Election profile: Scottish National Party
The Scottish Nationalists are fighting all 59 Scottish seats at the 7 May election. Here, the BBC's Andrew Black looks at where it all began for the party.
On 7 April, 1934, a movement was born.
From the day of its first meeting, the Scottish National Party has flourished from one of protest to a political success story.
Despite its turbulent history, the party has become a dominant political force in Scotland.
Could it now become so in UK terms?
A series of by-election wins - the first in 1945 - helped the SNP build its brand to the point where it had 11 MPs in the 1970s.

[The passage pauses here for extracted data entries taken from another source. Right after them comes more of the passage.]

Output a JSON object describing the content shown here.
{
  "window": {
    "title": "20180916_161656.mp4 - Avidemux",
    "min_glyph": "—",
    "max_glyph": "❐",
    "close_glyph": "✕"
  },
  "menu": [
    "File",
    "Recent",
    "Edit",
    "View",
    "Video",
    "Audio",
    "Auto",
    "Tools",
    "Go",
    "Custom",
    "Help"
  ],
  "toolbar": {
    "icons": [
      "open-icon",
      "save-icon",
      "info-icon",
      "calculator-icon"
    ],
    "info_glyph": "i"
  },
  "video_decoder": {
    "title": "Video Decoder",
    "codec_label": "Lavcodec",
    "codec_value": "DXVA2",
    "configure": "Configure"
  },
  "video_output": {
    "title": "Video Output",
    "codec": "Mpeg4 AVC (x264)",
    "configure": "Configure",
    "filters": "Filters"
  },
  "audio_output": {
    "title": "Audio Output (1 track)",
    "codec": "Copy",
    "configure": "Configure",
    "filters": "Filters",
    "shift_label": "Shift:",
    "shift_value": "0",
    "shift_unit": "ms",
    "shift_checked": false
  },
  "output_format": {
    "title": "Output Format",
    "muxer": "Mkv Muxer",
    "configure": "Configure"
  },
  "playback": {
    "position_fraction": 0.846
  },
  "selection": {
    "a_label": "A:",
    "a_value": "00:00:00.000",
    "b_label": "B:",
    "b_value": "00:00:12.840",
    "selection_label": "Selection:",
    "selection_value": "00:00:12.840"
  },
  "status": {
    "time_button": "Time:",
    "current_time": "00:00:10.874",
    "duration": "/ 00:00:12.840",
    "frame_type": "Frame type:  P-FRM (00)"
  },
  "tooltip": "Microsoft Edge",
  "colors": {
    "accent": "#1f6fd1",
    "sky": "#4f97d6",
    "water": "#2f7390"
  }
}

Despite launching the famous "It's Scotland's Oil" slogan, the party was slashed to two Westminster seats in the 1979 election which saw Margaret Thatcher sweep to power.
The resulting fallout gave rise to the infamous '79 Group, a splinter organisation which sought to get the SNP back on track.
Several of its members - including Alex Salmond - were briefly expelled from the party following a ban on organised groups, but this form didn't hamper his subsequent rise.
Mr Salmond led the SNP between 1990 and 2000, before making a surprise comeback four years later during tough times for the party - taking it to its first Scottish election win in 2007, by a single seat.
As a minority government looking for opposition backing on an issue-by-issue basis, its planned Independence Referendum Bill was ditched through lack of support.
But it didn't stay that way for long, after the SNP again made history in 2011 with a landslide election win, as Labour faltered.
With the right number of MSPs to hold a referendum, the party sought to adopt a more international outlook by controversially voting to end its decades-old opposition to the Nato security alliance.
The campaign for Scottish independence was hard-fought.
But rather than imploding - as its political opponents hoped - the party membership surged.
As Mr Salmond seeks to make yet another comeback - this time as an MP - the SNP now wants to win enough Westminster seats to hold sway over the next UK government.